En la ya vigente carrera hacia la Presidencia no podemos caer en los mismos simplismos y populismos que hoy nos agobian. Tampoco parece factible que, aun con un gran mandato derivado de un previsible movimiento pendular, quien quiera conquiste la Presidencia pueda imponer un cambio radical en el formato del consenso socialdemócrata vigente.

Las inercias de los diversos actores que controlan el establecimiento son poderosas y giran alrededor del gigantismo estatal y presupuestal. El presupuesto ha crecido un 40 % en cuatro años y nuestros indicadores fiscales relativos, sin excepción, se han deteriorado sustantivamente. Este ritmo de gasto es insostenible y se ejecuta sin mayores beneficios en la atención de los grandes problemas nacionales de seguridad, pobreza, desempleo y falta de competitividad. El derrumbe del crecimiento económico refleja en parte la incapacidad del aparato productivo de sostener la presión fiscal de un Estado derrochador, ineficaz e incontrolado.

Y el Estado se quiere y se ha formado así: sin control. El país ahora debe confrontar la realidad de que su Estado es insostenible y que está fuertemente endeudado. Pocos quieren dar el debate, no hay soluciones sencillas y todas las soluciones son dolorosas y exigen compromisos y cordura que hace rato han abandonado el escenario político y no son atractivas para el votante.

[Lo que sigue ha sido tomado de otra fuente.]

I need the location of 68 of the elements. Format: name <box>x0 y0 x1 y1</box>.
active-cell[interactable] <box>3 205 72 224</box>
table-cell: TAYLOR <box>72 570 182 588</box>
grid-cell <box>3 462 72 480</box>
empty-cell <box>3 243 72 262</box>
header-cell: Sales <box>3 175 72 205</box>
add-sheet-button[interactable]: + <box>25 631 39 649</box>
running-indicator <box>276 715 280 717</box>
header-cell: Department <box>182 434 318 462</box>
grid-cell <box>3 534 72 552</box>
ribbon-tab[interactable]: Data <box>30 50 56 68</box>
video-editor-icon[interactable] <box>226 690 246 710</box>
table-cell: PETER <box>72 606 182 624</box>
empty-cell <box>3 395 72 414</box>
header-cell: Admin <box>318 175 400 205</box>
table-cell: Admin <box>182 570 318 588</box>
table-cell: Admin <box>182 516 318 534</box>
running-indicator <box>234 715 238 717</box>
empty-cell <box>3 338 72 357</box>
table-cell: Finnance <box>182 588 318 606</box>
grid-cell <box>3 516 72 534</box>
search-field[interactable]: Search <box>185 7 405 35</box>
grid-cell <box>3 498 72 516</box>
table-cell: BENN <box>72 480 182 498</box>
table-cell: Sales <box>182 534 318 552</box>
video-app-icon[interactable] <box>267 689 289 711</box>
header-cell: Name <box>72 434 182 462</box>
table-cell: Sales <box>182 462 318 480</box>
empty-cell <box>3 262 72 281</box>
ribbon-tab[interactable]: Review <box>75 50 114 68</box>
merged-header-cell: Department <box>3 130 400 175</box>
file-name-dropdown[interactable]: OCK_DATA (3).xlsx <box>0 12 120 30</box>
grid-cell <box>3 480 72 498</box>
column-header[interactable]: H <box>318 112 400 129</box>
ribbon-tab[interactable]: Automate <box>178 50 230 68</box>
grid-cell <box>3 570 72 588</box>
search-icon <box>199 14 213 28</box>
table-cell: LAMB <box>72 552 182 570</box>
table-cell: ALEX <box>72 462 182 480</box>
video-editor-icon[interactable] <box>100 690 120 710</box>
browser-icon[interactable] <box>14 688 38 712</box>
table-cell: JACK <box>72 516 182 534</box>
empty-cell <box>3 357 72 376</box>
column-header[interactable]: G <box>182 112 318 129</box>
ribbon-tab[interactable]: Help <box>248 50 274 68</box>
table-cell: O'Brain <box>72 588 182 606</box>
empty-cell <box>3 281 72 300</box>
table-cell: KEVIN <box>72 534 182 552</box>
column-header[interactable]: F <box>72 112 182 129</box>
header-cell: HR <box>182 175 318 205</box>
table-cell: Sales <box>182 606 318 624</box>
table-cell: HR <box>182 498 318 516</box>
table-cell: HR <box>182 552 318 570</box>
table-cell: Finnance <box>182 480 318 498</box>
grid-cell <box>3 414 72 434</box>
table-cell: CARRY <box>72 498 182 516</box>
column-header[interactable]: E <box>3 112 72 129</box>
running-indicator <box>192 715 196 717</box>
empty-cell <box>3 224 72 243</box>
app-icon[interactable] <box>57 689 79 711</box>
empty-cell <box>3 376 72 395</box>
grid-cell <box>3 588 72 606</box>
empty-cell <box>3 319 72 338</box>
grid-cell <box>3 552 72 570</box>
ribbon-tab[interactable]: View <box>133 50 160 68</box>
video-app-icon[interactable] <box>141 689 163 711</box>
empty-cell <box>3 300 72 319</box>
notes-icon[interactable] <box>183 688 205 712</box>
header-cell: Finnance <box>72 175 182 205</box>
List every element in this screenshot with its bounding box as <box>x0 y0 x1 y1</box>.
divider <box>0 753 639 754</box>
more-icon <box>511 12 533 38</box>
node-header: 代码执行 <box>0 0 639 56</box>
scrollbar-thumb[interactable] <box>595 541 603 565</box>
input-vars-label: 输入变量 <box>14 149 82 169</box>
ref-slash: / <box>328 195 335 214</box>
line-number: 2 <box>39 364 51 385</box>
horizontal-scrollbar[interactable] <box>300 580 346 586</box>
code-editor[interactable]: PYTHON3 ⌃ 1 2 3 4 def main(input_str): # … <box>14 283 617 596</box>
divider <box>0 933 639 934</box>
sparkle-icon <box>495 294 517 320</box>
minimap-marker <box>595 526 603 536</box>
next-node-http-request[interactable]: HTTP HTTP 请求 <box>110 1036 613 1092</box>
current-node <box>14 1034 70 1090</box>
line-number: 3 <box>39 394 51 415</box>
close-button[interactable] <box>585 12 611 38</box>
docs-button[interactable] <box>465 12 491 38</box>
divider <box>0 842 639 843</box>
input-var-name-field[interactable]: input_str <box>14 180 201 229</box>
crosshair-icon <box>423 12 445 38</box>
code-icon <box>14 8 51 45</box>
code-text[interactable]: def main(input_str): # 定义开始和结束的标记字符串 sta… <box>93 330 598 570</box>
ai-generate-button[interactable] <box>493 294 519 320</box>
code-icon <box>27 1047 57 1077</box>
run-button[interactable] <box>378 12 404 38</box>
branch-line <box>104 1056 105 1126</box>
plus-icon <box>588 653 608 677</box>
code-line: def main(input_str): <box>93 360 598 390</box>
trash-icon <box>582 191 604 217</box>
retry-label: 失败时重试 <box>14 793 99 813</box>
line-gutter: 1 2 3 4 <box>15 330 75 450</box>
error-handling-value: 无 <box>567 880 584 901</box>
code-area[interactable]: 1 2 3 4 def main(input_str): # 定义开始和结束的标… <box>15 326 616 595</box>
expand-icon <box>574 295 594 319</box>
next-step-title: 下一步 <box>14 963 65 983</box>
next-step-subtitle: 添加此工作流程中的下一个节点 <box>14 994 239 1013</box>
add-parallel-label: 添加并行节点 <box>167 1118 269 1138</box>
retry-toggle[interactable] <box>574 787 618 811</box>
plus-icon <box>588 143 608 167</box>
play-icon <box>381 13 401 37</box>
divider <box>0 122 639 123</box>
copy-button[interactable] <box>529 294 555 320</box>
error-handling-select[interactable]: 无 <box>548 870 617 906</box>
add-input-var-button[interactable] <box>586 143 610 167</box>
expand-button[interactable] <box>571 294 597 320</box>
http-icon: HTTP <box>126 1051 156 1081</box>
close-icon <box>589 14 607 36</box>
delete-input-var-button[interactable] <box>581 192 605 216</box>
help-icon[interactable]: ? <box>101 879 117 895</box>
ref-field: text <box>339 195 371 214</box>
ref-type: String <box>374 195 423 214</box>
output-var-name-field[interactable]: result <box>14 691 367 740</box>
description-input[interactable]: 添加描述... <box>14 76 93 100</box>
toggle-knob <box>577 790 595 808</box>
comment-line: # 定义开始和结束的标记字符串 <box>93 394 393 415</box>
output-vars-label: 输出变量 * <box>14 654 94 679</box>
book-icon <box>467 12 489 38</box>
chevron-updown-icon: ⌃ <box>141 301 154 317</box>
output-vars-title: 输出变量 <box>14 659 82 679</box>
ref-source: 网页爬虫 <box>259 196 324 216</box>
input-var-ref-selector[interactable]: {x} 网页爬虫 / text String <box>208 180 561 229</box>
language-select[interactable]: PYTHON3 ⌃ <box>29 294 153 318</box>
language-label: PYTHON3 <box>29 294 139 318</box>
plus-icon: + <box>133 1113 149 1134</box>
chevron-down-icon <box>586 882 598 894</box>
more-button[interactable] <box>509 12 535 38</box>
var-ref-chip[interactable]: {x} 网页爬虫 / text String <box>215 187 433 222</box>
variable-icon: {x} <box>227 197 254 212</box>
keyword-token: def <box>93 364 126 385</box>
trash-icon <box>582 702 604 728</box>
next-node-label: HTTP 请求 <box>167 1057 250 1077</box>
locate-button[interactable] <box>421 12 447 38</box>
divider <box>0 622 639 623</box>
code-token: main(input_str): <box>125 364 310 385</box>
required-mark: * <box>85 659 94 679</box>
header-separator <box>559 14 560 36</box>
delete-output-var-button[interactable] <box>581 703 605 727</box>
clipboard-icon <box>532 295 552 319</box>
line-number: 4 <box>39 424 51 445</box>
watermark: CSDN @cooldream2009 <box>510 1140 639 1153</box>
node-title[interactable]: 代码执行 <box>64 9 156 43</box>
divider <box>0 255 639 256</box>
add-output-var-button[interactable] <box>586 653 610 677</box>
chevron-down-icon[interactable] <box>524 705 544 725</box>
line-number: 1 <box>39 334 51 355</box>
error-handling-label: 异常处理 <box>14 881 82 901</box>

Porque si bien es indispensable acordar la reducción, ojalá significativa, de la tasa de renta para las empresas, el problema radica en que hay que a la vez frenar completamente el crecimiento del presupuesto y eliminar gastos enormes para poder atender las obligaciones y compromisos existentes.

Por eso el debate electoral no puede centrarse en promesas. Un proceso exitoso hacia 2026, implica lograr, desde ahora, los consensos políticos y normativos que le permitan al próximo gobierno actuar eficazmente desde el día uno. Y los consensos no se pueden limitar al importante tema fiscal.

Desgraciadamente, el país y sus instituciones deben reconocer la gravedad de los efectos de haber desmontado la erradicación aérea de cultivos ilícitos. Sin que este mecanismo sea la panacea ni una solución estructural al problema del narcotráfico, no resultará posible frenar y reversar el avance de las narcoguerrillas y el crimen organizado en cerca del 40 % de los municipios sin retomarlo. La expansión de cultivos ilícitos por encima de la frontera de las 300.000 hectáreas, alimenta emporios criminales y sustenta la expansión territorial y el desarrollo de otras economías ilícitas.

Cuanto más difícil es este consenso, en la medida en que los procesos de sustitución voluntaria han sido un monumental fracaso en los últimos ocho años de costosa implementación, ¿está dispuesta la Corte Constitucional a dejar de sabotear la erradicación? ¿Puede la institucionalidad caduca, corrupta e ineficaz del Ministerio de Agricultura proveer alternativas creíbles y rentables a las familias cocaleras?

Dentro de los consensos previos, en los que debemos trabajar ahora de cara a la agenda legislativa del segundo semestre, en lugar de alimentar sueños de poder, es indispensable aceptar la necesidad de una reforma estructural de la justicia en sus capacidades para combatir la criminalidad común y organizada. Lograrlo no es solo una precondición para la recuperación económica, sino un anhelo ineludible de la población sin distingo.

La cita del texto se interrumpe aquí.